Failure as a Service

Rich Armstrong
Servant Leadership
Published in
3 min readMay 21, 2015

Update: When I originally wrote this essay, the new hotness in management was self-management. I believed that “self-management” was a mirage and I published a call-to-arms for something I believe in: servant leadership.

Recently, I’m seeing “servant leadership” everywhere. But, like “remote work” everyone seems to have a different definition of it, so let me take a moment to drill down on what servant leaders provide.

Servant leaders…

  • hold the organization responsible for documenting a compelling, strategically sound vision for its own future
  • provide support to the people bringing that vision to life
  • find ways to detect if the org is making progress toward that vision
  • give decision-making power to the people closest to a problem

But there’s one more very important service they provide. Those four services work fine under the normal run of things, but when ambiguity shows up, we need servant leaders most of all. The nature of work is that the obvious decisions become policy. Organizational background noise. Before long, all consequential decisions become ambiguous trade-offs. And these often get escalated to managers.

As a servant leader, when a call gets escalated, your first step is clear: Say, “Why are you asking me, who knows less than any of you about this topic? Go make the decision yourselves and let me know what you decide.”

This usually works; soon people will stop coming to you when they realize they can’t use you to settle arguments. Then, the only decisions that bubble up to you are the ones where there’s two or more equally sound options, each with its own cost, each with its own chance of failure.

Here’s what Jim Barksdale, former Netscape CEO said about these situations:

If we have data, let’s look at data. If all we have are opinions, let’s go with mine.

You just have to love this quote. So perfect, so Promethean. It’s the perfect blend of cut-through-the-bullshit scientist and cut-through-the-bullshit manager. It’s also structured like a joke, with a setup and a great pay-off at the end.

If you imagine this mythical Barksdale guy, he probably looks like a no-nonsense anchorman with a bootbrush hairline and gravitas out the wazoo. And you’re not far off the mark.

Gravitas out the wazoo.

When even the CEO is servant to the data, we see the tantalizing prospect of eliminating leaders altogether. Self-management. If we just measure rigorously, data and decision-making become one. No bosses, no messy opinions, just science and clarity.

Nope. That never actually works in practice.

Barksdale is actually saying, “Get all the info you can, and if the right answer is still unclear, it’s my job as CEO to make a call, and take the blame if the call is wrong.”

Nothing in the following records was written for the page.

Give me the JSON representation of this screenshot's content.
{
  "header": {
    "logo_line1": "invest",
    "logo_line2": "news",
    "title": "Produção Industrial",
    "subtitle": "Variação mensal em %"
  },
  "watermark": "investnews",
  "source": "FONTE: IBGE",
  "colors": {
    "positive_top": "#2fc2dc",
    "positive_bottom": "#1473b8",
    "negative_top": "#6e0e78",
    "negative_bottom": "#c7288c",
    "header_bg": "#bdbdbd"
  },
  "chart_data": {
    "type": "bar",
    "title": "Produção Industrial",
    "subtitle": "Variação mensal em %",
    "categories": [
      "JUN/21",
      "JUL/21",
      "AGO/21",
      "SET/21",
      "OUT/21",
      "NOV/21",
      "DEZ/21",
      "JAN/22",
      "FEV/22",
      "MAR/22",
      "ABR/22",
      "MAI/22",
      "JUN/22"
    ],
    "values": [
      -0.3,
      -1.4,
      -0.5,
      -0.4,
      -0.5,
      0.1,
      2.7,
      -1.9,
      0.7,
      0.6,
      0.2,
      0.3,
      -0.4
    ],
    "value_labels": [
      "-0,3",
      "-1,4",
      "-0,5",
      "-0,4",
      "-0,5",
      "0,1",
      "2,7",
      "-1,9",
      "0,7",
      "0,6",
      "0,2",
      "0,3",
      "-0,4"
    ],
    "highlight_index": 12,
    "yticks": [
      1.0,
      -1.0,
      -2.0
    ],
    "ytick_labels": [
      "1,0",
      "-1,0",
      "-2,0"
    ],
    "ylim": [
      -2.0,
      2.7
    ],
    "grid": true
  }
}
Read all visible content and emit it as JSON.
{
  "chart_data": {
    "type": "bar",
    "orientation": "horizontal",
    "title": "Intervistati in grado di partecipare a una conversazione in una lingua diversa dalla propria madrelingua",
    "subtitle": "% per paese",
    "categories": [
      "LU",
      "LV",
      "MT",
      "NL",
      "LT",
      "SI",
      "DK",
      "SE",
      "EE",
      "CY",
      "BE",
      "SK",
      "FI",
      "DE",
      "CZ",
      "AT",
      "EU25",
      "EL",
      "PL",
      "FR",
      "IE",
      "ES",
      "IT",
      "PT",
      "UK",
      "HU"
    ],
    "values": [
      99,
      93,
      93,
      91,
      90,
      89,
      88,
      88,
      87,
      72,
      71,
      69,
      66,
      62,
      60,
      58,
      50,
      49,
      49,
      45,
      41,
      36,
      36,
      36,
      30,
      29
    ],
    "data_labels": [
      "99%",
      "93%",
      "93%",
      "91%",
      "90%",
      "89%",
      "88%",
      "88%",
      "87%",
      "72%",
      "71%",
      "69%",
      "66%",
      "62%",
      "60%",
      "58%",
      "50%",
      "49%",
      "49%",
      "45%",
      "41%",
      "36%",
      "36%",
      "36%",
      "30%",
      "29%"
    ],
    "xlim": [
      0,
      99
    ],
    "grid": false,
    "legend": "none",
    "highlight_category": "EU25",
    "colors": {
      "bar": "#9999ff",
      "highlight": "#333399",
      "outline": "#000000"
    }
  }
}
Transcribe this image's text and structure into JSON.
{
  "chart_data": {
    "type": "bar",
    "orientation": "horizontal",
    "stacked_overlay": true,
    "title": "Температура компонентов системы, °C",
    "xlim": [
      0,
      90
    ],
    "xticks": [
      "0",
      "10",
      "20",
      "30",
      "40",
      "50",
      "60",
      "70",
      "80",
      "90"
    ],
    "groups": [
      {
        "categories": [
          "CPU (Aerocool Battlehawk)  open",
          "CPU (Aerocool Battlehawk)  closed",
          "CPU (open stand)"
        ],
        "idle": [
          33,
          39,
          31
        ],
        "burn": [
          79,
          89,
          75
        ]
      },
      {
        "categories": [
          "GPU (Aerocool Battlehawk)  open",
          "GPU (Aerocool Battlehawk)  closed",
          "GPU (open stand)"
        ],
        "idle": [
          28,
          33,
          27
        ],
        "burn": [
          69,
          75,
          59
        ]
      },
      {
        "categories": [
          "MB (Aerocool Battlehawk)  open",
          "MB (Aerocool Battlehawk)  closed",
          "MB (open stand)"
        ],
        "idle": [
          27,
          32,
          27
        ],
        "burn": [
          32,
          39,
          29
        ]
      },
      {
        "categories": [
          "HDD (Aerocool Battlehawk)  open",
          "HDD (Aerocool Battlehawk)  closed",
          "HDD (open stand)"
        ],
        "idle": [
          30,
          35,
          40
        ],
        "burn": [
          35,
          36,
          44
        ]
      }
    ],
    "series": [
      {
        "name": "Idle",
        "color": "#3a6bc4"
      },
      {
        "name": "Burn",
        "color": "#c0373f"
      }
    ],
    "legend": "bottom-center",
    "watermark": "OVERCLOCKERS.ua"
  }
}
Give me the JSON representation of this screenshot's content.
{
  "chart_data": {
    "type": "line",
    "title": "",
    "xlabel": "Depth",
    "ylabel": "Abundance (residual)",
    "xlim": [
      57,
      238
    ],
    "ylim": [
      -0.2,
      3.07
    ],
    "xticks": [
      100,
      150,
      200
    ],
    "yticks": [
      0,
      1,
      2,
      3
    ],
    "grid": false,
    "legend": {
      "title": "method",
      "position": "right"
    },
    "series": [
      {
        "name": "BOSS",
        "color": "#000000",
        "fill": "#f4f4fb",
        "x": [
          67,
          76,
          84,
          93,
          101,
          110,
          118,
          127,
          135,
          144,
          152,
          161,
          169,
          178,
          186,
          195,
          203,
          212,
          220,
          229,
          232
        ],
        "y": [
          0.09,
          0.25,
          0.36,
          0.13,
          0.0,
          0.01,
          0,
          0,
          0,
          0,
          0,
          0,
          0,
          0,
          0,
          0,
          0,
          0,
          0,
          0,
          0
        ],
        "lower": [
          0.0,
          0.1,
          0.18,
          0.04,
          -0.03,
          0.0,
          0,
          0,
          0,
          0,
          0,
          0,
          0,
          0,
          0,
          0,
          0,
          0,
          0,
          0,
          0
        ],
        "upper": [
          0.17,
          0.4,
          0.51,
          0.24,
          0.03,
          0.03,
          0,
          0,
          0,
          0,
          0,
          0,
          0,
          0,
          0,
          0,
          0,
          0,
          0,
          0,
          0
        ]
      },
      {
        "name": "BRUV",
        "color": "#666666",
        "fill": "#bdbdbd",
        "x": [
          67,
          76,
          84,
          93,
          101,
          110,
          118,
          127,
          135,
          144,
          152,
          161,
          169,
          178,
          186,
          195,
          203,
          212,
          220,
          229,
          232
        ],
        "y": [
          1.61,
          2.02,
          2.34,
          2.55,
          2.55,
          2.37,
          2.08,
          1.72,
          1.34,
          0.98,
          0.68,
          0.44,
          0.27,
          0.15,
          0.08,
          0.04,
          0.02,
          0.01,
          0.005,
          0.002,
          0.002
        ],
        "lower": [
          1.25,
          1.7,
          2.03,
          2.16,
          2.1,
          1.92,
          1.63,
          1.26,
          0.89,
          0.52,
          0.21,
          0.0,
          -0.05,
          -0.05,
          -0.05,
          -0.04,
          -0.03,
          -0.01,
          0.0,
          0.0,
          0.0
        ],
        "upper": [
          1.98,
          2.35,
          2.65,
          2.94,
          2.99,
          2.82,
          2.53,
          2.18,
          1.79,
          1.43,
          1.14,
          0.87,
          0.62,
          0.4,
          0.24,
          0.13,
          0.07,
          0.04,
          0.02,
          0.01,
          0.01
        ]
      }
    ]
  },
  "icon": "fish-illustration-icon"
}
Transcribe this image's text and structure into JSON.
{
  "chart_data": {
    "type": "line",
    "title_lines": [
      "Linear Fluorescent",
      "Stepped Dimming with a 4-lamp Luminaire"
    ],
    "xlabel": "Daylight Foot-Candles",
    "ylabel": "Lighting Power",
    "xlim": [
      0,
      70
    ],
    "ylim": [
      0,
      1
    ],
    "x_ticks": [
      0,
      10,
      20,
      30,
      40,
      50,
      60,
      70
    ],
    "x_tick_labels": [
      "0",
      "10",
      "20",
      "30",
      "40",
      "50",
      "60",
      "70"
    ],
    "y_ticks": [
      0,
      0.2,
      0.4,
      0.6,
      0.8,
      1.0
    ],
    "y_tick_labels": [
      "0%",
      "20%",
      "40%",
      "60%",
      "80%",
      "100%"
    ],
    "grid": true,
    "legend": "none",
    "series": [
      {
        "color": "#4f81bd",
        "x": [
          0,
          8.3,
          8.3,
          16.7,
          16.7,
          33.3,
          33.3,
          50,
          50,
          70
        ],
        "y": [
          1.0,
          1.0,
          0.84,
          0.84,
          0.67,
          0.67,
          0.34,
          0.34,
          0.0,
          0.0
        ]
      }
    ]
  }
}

And here’s where we get to the one essential service you provide the people you manage in a servant leadership organization:

You fail for them.

Any high-school quarterback can tell you that when you win, it was the hard work of your offensive line, who gave you all that time to connect with your fast receivers. And when you lose, it’s your fault. When the people you manage bring you a tough call, and you choose right, they get the credit. When you choose wrong, you get the blame. And it’s OK, pookie. That’s what you’re here for.

So, let’s look at this brutal calculus:

All the important decisions of the business…

minus those that can be answered with readily available data

minus those that can be answered with easily collected data

minus those that have consensus

minus the successes, which rightly go to the team.

What’s left is a big soup of wrongness, failure, mistakes.

Do that and have it not kill you, then show up tomorrow and do it again. That’s being a servant leader. That’s what you sign up for.

Good leaders insure our losses and give us our gains. When you work for a true servant leader, you’re playing with house money, and that’s a pretty sweet place to be.